Andrew Hay recently did a great post on Dark Reading on whether big data was really just a buzzword being thrown around by the SIEM vendors to get attention, and I have to say I tend to agree with the essence of his conclusion.  SIEM (and log management) vendors who have 10 year old architectures claiming big data is what they do probably can’t deliver unless they’ve embraced new big data technology and concepts.  But, I don’t think that’s the end of the story.

 

While the concepts of Big Data can be used to analyze everything from finance to the weather, most of you are probably more interested in what it means to you when your boss asks you what you’re doing about big data (probably right after they sign off on buying that new array).  So let’s talk about it.  Big Data for IT can be used to manage security threats, application performance issues, identify business insights that go beyond basic trends, and identify operational issues before they become operational problems.  All of these are worthy uses of technology and probably your time but getting these insights from big data ain’t so simple (“ain’t” is the little bit of Texas coming out in me).

 

There are 2 fundamental problems in getting to value from big data.

  1. You need to collect it all – as Andrew pointed out in his Dark Reading post there are several issues with systems architected around decade old technology.  The problems are both in terms of the storage systems which Andrew pointed out (i.e. database) and the organizational structure used to keep and analyze the data (i.e. transactional vs OLAP schemes).
  2. You need to analyze, identify problems, and then automate the identification for the future.

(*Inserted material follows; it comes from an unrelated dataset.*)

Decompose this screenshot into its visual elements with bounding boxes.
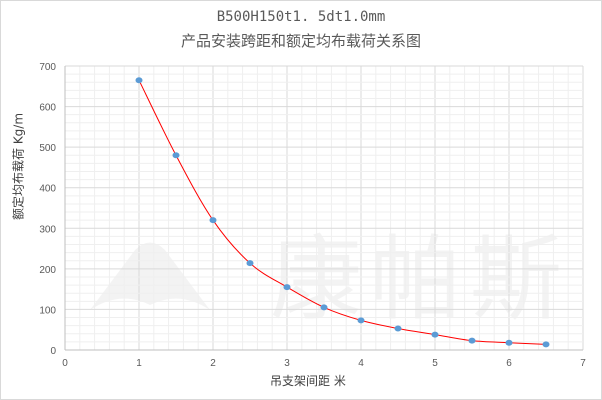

This is more challenging because big data doesn’t come with a “walk through guide”, you have to figure it out. It requires someone with real computational science expertise to find the needle in the haystack and know that it’s meaningful to your business.  Also, once identified it’s not clear that the same system used for analysis would be any good for automation and real-time detection.  In fact it’s likely that they are different applications at a minimum.

 

For many of you these 2 things may make big data an impractical luxury, but if you’re in the business of securing your network or really trying to deliver high availability you may want to read on.   You have a few options:

  • Jump in with both feet: Build a system based on big data technologies like Hadoop, and Google MapReduce, or even more platform oriented products like Splunk, hire your computational scientist and go at it.  It’s not impossibly hard – check out this case study about Zion’s Bank.  But set your expectations right because this isn’t going to be a deploy it, gather data, and voila results kind of project.
  • Or you could look for a product that can give you a few more practical tools.  First make sure you can collect machine data and act on it in real-time.  If you are writing the data to the database, then making it available to an analysis engine it’s not going to help you react fast enough to a security threat. Second, get a product that can give you some visualization tools for the data, things like word clouds, Tree maps, bubble charts, histograms etc will help you begin your data exploration exercise. This will help you figure out what to search for – IT search by itself isn’t going to cut it.  Third, make sure it’s easy to build rules – no handwritten query languages please, we are in the age of drag-and-drop.  Lastly, make sure your system can take actions, if all it can do is alert you then it’s not really helping to stop the problem it’s just helping you know that there’s a problem – big difference.

 

Big Data is here to stay, but my advice is to get practical, if you don’t know what you want to do with the data stop.  If you do know what you want to do with it then find a solution that gets you the key parts of the value without having to hire your very own computational scientist.